Когда Генри вернулся, я ничего не сказала, просто протянула ему руку, и он вложил в нее свою. Обратно между надгробьями мы шли молча, но когда достигли дороги, где стоял наш крайслер, мальчик остановился и дернул меня за руку, поворачивая к себе лицом. Он посмотрел на меня с широко открытыми, полными слез глазами и прошептал:

“Я хочу домой, Эмма”.

«Хорошо, пацан», – сказала я, мой голос дрожал против моей воли. – «Все хорошо. Я думаю, твоя бабушка уже что-то приготовила и мы оба могли бы немного подкрепиться».
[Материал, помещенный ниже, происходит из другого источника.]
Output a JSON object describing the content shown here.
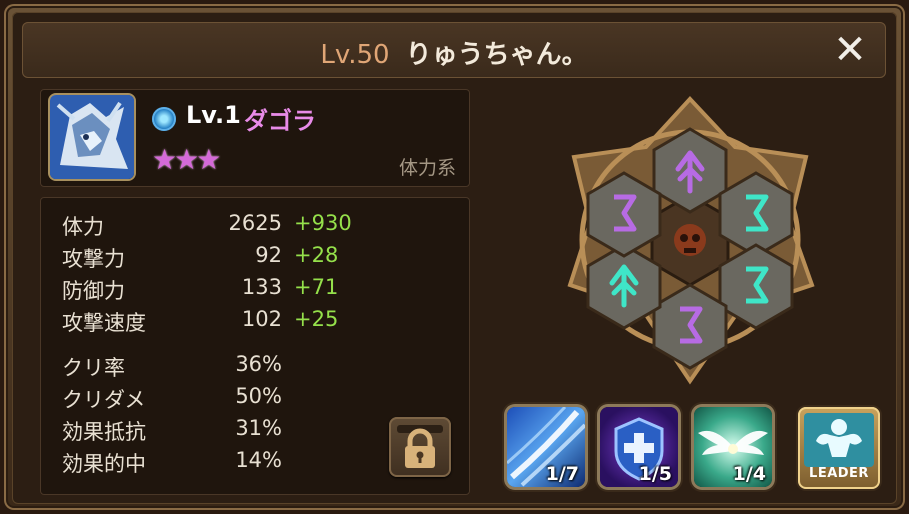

«Нет», – сказал он, качая головой, от чего несколько слезинок покатились по его бледным щекам. – «Я имел в виду, что хочу домой, домой».

«Ох…» – это было все, что я смогла выдавить.

«Я хочу жить в своем доме. Я хочу быть там, Эмма, со всеми своими вещами, и всеми ее вещами. Я думаю, что это то, чего бы хотела она. Мы можем переехать туда?»

«О, Генри, я даже не…» – я даже не знала, что пыталась сказать или что должна была сказать. Мы не были в особняке со дня аварии и это могло стать тяжелым испытанием для Генри, да и для меня. Это могло стать адом. Но все, что я видела – его большие, полные надежды и мольбы глаза, просящие, чтобы я отпустила его домой жить в окружении воспоминаний о матери, которую он только потерял, и как, черт возьми, я могла сказать ему «нет»?

«Пожалуйста», – прошептал он и моя решительность дала трещину. Я склонила голову и тяжело вздохнула, прежде чем кивнуть в знак согласия. Мы могли сделать это и я могла только надеяться, что мои родители поймут. Это было для моего ребенка. Это было то, что ему нужно, и, честно говоря, какая-то часть меня тоже в этом нуждалась. Генри пару секунд неловко переступал с ноги на ногу, а потом неожиданно уткнулся мне в живот, обнимая так крепко, как только мог. А я просто стояла, обнимала его и поглаживала по волосам, надеясь, что мы сможем преодолеть это вместе.

Некоторое время мы молча стояли посреди кладбища, крепко обнявшись и беззвучно роняя слезы. А потом сели в крайслер, пристегнулись и поехали к месту, которые так сильно пугало меня сейчас, потому что оно уже не было тем местом, что я знала раньше. Оно было пустым. Не подавалась на обед прекрасная лазанья Реджины. Не было игривых споров после бокала крепкого сидра Реджины. Не было Реджины. От осознания этого я чувствовала, как мое сердце трещит по швам. Как, черт возьми, я смогу пережить все это?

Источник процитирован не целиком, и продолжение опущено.